Liputan6.com, Jakarta Memberdayakan masyarakat penyandang disabilitas menjadi kegiatan Ratnawati Sutedjo sejak 2004 silam. Dalam mewujudkan keinginannya untuk membuka lapangan pekerjaan bagi difabel, ia mendirikan sebuah yayasan yang disebut Precious One.

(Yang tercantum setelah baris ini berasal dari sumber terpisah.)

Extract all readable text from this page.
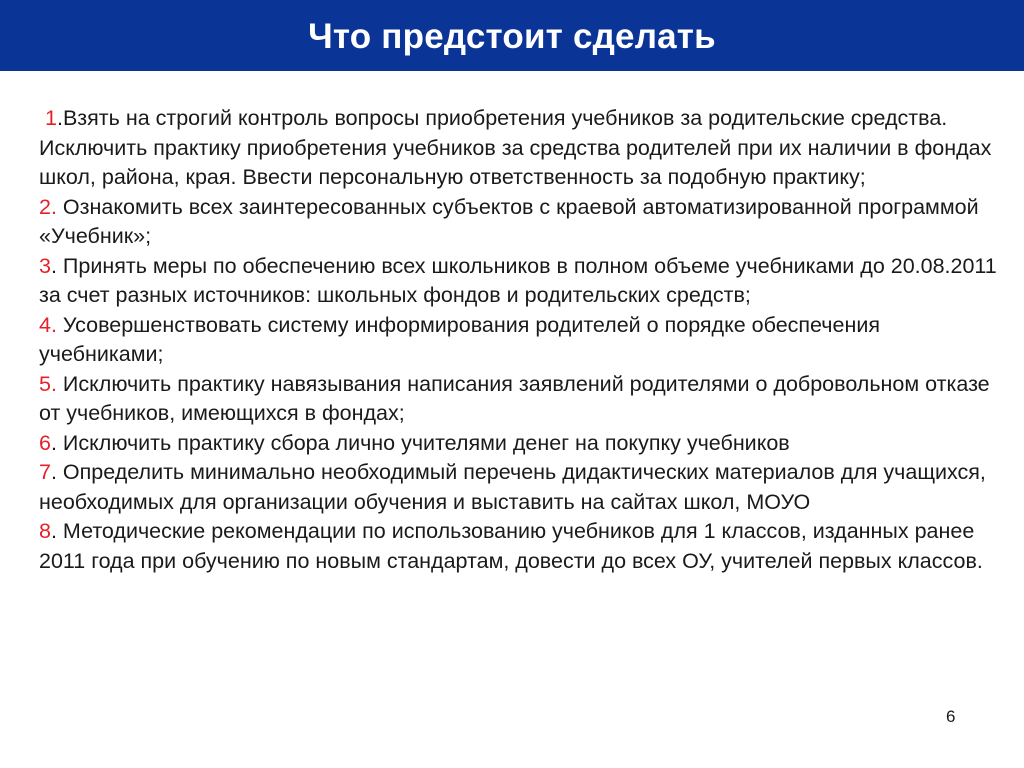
Что предстоит сделать
1.Взять на строгий контроль вопросы приобретения учебников за родительские средства. Исключить практику приобретения учебников за средства родителей при их наличии в фондах школ, района, края. Ввести персональную ответственность за подобную практику;
2. Ознакомить всех заинтересованных субъектов с краевой автоматизированной программой «Учебник»;
3. Принять меры по обеспечению всех школьников в полном объеме учебниками до 20.08.2011 за счет разных источников: школьных фондов и родительских средств;
4. Усовершенствовать систему информирования родителей о порядке обеспечения учебниками;
5. Исключить практику навязывания написания заявлений родителями о добровольном отказе от учебников, имеющихся в фондах;
6. Исключить практику сбора лично учителями денег на покупку учебников
7. Определить минимально необходимый перечень дидактических материалов для учащихся, необходимых для организации обучения и выставить на сайтах школ, МОУО
8. Методические рекомендации по использованию учебников для 1 классов, изданных ранее 2011 года при обучению по новым стандартам, довести до всех ОУ, учителей первых классов.
6
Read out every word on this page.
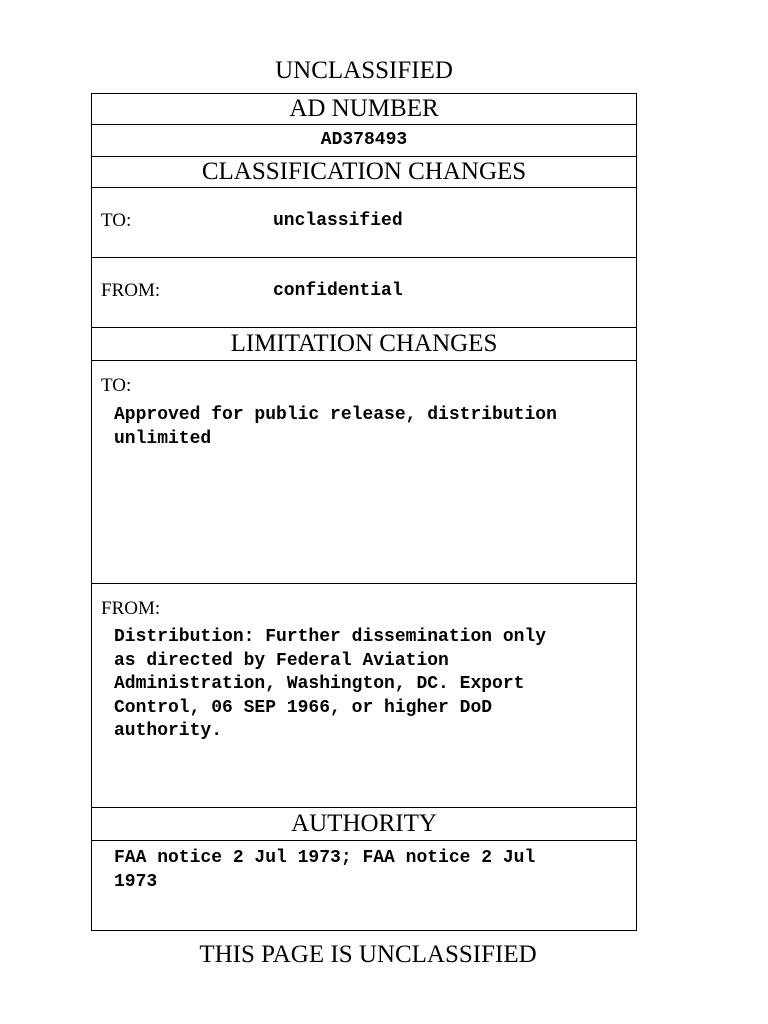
UNCLASSIFIED
AD NUMBER
AD378493
CLASSIFICATION CHANGES
TO:	unclassified
FROM:	confidential
LIMITATION CHANGES
TO:
Approved for public release, distribution
unlimited
FROM:
Distribution: Further dissemination only
as directed by Federal Aviation
Administration, Washington, DC. Export
Control, 06 SEP 1966, or higher DoD
authority.
AUTHORITY
FAA notice 2 Jul 1973; FAA notice 2 Jul
1973
THIS PAGE IS UNCLASSIFIED
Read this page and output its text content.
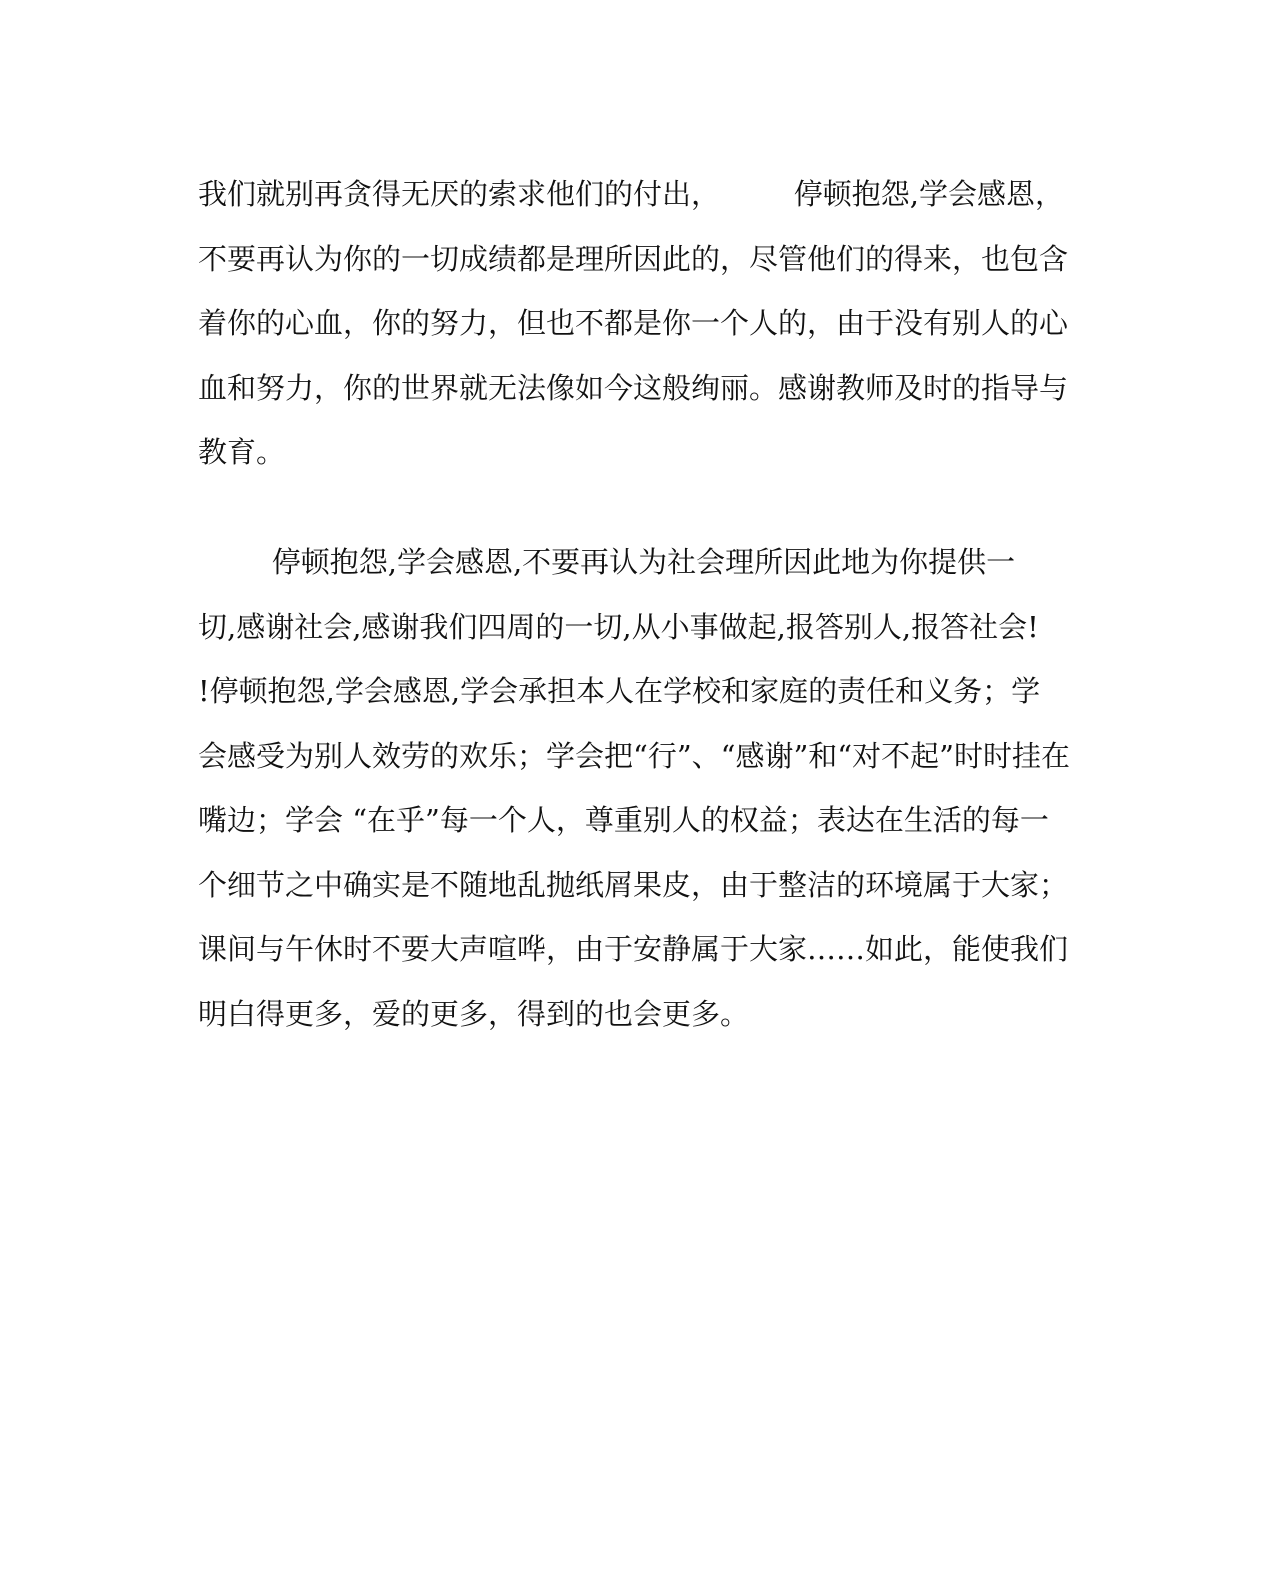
我们就别再贪得无厌的索求他们的付出，        停顿抱怨,学会感恩，
不要再认为你的一切成绩都是理所因此的，尽管他们的得来，也包含
着你的心血，你的努力，但也不都是你一个人的，由于没有别人的心
血和努力，你的世界就无法像如今这般绚丽。感谢教师及时的指导与
教育。
停顿抱怨,学会感恩,不要再认为社会理所因此地为你提供一
切,感谢社会,感谢我们四周的一切,从小事做起,报答别人,报答社会!
!停顿抱怨,学会感恩,学会承担本人在学校和家庭的责任和义务；学
会感受为别人效劳的欢乐；学会把“行”、“感谢”和“对不起”时时挂在
嘴边；学会 “在乎”每一个人，尊重别人的权益；表达在生活的每一
个细节之中确实是不随地乱抛纸屑果皮，由于整洁的环境属于大家；
课间与午休时不要大声喧哗，由于安静属于大家……如此，能使我们
明白得更多，爱的更多，得到的也会更多。
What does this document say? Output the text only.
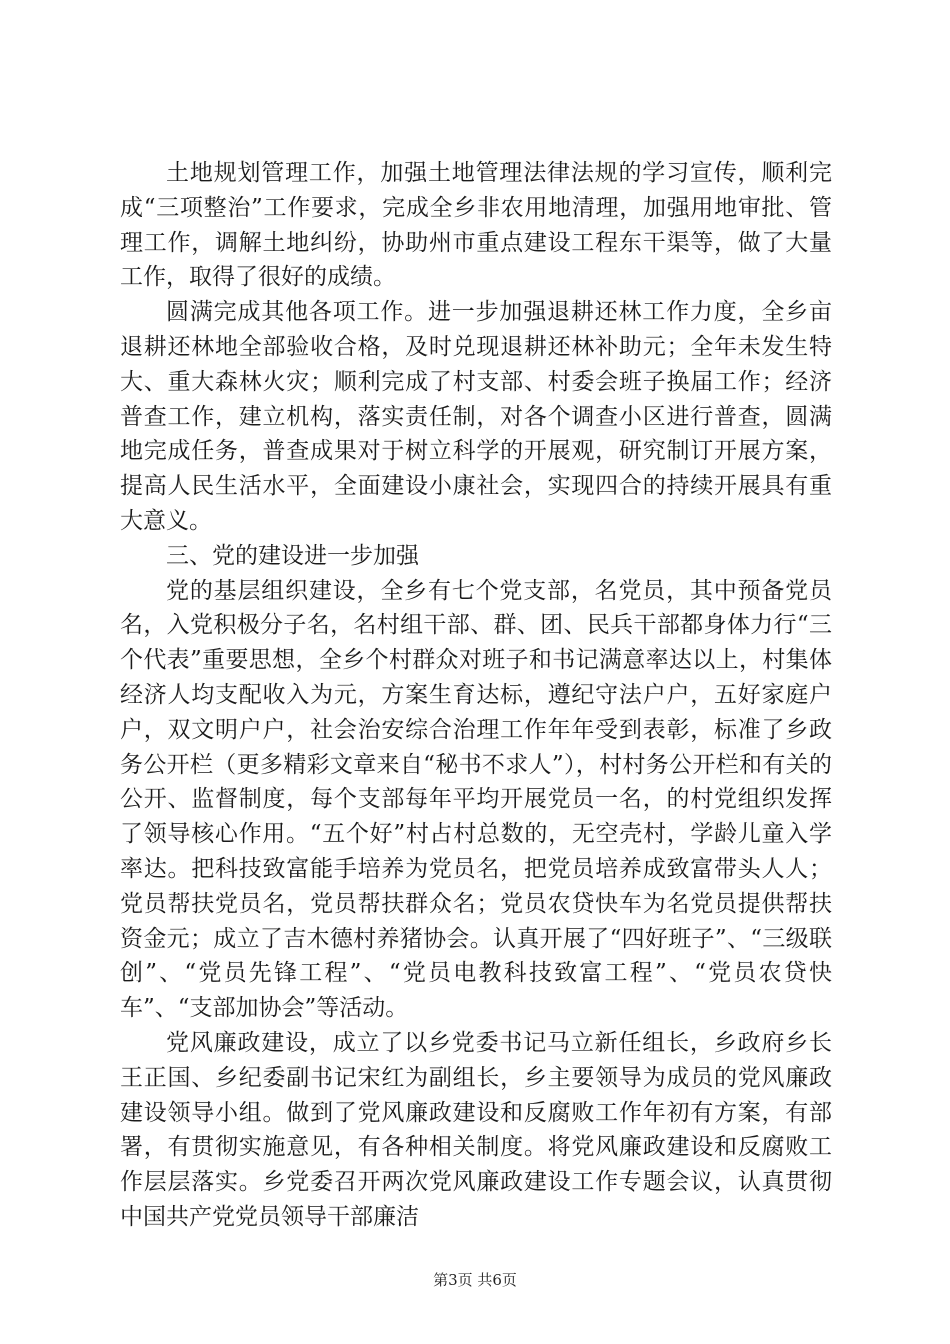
土地规划管理工作，加强土地管理法律法规的学习宣传，顺利完成“三项整治”工作要求，完成全乡非农用地清理，加强用地审批、管理工作，调解土地纠纷，协助州市重点建设工程东干渠等，做了大量工作，取得了很好的成绩。

圆满完成其他各项工作。进一步加强退耕还林工作力度，全乡亩退耕还林地全部验收合格，及时兑现退耕还林补助元；全年未发生特大、重大森林火灾；顺利完成了村支部、村委会班子换届工作；经济普查工作，建立机构，落实责任制，对各个调查小区进行普查，圆满地完成任务，普查成果对于树立科学的开展观，研究制订开展方案，提高人民生活水平，全面建设小康社会，实现四合的持续开展具有重大意义。

三、党的建设进一步加强

党的基层组织建设，全乡有七个党支部，名党员，其中预备党员名，入党积极分子名，名村组干部、群、团、民兵干部都身体力行“三个代表”重要思想，全乡个村群众对班子和书记满意率达以上，村集体经济人均支配收入为元，方案生育达标，遵纪守法户户，五好家庭户户，双文明户户，社会治安综合治理工作年年受到表彰，标准了乡政务公开栏（更多精彩文章来自“秘书不求人”），村村务公开栏和有关的公开、监督制度，每个支部每年平均开展党员一名，的村党组织发挥了领导核心作用。“五个好”村占村总数的，无空壳村，学龄儿童入学率达。把科技致富能手培养为党员名，把党员培养成致富带头人人；党员帮扶党员名，党员帮扶群众名；党员农贷快车为名党员提供帮扶资金元；成立了吉木德村养猪协会。认真开展了“四好班子”、“三级联创”、“党员先锋工程”、“党员电教科技致富工程”、“党员农贷快车”、“支部加协会”等活动。

党风廉政建设，成立了以乡党委书记马立新任组长，乡政府乡长王正国、乡纪委副书记宋红为副组长，乡主要领导为成员的党风廉政建设领导小组。做到了党风廉政建设和反腐败工作年初有方案，有部署，有贯彻实施意见，有各种相关制度。将党风廉政建设和反腐败工作层层落实。乡党委召开两次党风廉政建设工作专题会议，认真贯彻中国共产党党员领导干部廉洁

第3页 共6页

Dalam yayasan ini, para penyandang disabilitas dilatih untuk membuat berbagai produk mulai dari kerajinan tangan hingga makanan. Penyandang disabilitas yang bergabung pun beragam seperti tuli, disabilitas daksa, hingga down syndrome.
Baca Juga
“Pelatihan ada tapi tidak sama antara disabilitas satu dengan disabilitas lainnya. Pertama kita lihat dulu keadaan difabelnya dan lihat apa yang dia bisa lakukan. Contohnya Rahel dengan yang menyangdang tunanetra, dia bisa membuat nugget, hal pertama yang kami lakukan adalah harus mencoba makananya dulu, setelah itu saya akan evaluasi,” kata Ratna saat diwawancarai Liputan6.com, ditulis pada Senin (28/9/2020).
Advertisement
Ketika melakukan proses evaluasi, pihak Precious One akan melakukan standarisasi dari sisi standar bahan yang dipakai, kemasan, desain, dan hal lainnya.
“Kami mentor dari sisi itu dan kami bantu sosialisasikan.”
Berbeda dengan perajut, difabel dengan keahlian merajut juga sudah bergabung dengan Precious One dan melakukan standarisasi yang berbeda dengan Rahel. Untuk melihat kemampuan para perajut, Ratna mengirimkan bahan dan desain untuk dibuat menjadi sebuah karya.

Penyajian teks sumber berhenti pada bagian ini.